Flesh -- almost an art form.
Prairie Mary
Sid, if I could only write like you...
For those of us who don't know what our innards look like, you're a wonderful literary photographer.
One of the reasons I decided not to go into surgery was that, while assisting during abdominal surgeries, I would get incredibly hungry. It's not that the smells of an open abdomen are, shall we say, appetizing -- at all.
But taking it as some primordial tendency toward cannibalism, maybe foreseeing Hannibal Lector (who knows), I decided this was not a good thing.
Just trying for the Comment Hall of Fame.
Or is it Hall of Shame?
Greg: Naw, definitely fame. Or should I say "Gnaw?"
Absolutely cool. I've seen live lung from a safe, non-sterile distance and through the screen during VATS, but my only tactile experience has been heavy, wet, dusky structures (ie, cadaver)--the opposite of your description. Even with such a gross anatomy description (ha!), one could easily tell the smokers from the non-smokers (and yes, all were mottled). The dankness of the formalin-preserved decay still didn't stop certain students from leaving the lab for their smoke break...
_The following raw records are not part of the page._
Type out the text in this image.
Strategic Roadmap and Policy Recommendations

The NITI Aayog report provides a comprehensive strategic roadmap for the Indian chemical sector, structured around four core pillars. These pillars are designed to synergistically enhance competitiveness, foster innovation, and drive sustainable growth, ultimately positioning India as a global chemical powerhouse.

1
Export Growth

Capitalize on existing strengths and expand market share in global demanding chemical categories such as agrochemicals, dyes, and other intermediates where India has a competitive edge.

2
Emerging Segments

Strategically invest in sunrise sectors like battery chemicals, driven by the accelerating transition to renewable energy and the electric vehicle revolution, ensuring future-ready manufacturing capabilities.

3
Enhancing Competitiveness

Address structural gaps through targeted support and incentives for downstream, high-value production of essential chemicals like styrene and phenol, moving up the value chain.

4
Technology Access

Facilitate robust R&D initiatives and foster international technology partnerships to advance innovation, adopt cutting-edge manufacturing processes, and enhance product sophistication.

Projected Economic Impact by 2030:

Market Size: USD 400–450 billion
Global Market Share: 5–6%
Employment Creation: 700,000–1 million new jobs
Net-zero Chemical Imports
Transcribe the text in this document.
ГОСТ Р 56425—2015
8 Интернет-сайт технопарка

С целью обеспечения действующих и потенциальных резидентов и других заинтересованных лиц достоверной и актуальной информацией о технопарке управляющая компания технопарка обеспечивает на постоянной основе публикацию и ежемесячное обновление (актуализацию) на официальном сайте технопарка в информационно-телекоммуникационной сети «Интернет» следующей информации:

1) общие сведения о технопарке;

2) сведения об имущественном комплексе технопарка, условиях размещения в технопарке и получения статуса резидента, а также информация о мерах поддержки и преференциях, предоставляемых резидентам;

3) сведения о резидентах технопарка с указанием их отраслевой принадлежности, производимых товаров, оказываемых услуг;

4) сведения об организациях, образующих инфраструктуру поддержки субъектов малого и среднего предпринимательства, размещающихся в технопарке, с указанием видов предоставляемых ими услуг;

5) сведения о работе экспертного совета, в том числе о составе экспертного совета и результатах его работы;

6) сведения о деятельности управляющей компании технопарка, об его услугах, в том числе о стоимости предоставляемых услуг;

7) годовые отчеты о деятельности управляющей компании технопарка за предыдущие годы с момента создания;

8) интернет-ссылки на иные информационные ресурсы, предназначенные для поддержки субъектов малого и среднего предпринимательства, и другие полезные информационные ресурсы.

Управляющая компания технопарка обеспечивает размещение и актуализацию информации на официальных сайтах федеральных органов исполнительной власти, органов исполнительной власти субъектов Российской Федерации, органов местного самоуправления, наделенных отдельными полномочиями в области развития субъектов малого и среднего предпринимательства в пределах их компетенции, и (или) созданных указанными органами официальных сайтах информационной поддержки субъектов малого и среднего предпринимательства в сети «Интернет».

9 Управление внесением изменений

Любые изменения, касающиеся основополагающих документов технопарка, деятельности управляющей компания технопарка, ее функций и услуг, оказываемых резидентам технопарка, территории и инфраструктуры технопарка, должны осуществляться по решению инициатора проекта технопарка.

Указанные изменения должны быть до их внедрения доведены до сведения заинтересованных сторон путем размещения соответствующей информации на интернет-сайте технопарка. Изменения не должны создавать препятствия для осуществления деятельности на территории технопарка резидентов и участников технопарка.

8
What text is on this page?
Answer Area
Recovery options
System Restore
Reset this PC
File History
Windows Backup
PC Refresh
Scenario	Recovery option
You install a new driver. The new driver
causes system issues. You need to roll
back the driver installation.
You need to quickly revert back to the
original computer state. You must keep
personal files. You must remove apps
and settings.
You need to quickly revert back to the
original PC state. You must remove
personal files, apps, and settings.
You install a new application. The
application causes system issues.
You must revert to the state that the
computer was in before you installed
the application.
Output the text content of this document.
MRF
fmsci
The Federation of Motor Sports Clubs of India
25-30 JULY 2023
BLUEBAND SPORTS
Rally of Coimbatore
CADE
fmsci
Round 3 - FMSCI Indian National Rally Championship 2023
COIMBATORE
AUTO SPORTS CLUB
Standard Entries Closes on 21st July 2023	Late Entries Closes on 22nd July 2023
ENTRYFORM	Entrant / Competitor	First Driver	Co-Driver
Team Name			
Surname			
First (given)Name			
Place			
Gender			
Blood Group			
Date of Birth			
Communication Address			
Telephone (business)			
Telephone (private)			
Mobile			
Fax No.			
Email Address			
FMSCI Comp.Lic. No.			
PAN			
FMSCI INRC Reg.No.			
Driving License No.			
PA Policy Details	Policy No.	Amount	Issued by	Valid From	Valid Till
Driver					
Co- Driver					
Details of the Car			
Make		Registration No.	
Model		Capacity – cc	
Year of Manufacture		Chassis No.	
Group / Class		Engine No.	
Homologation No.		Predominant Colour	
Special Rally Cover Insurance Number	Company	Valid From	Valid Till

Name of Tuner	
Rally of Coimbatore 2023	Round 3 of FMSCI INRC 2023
This post was beautiful! I wanna be like Dr. Schwab when I grow up.
Speaking from the other side of the ether screen, I love giving one-lung anesthesia, and watching what you guys do during these cases. It's a thrill for me to to reinflate the collapsed lung, although I enjoy watching it collapse too. Good description, too - I like to call it the snap, crackle, pop of reinflation.
I've never actually squeezed the lung, although I'd like to give it a try. That, and lyse abdominal adhesions - that looks like so much fun, too.
Surgery is truly an amazing occupation and calling.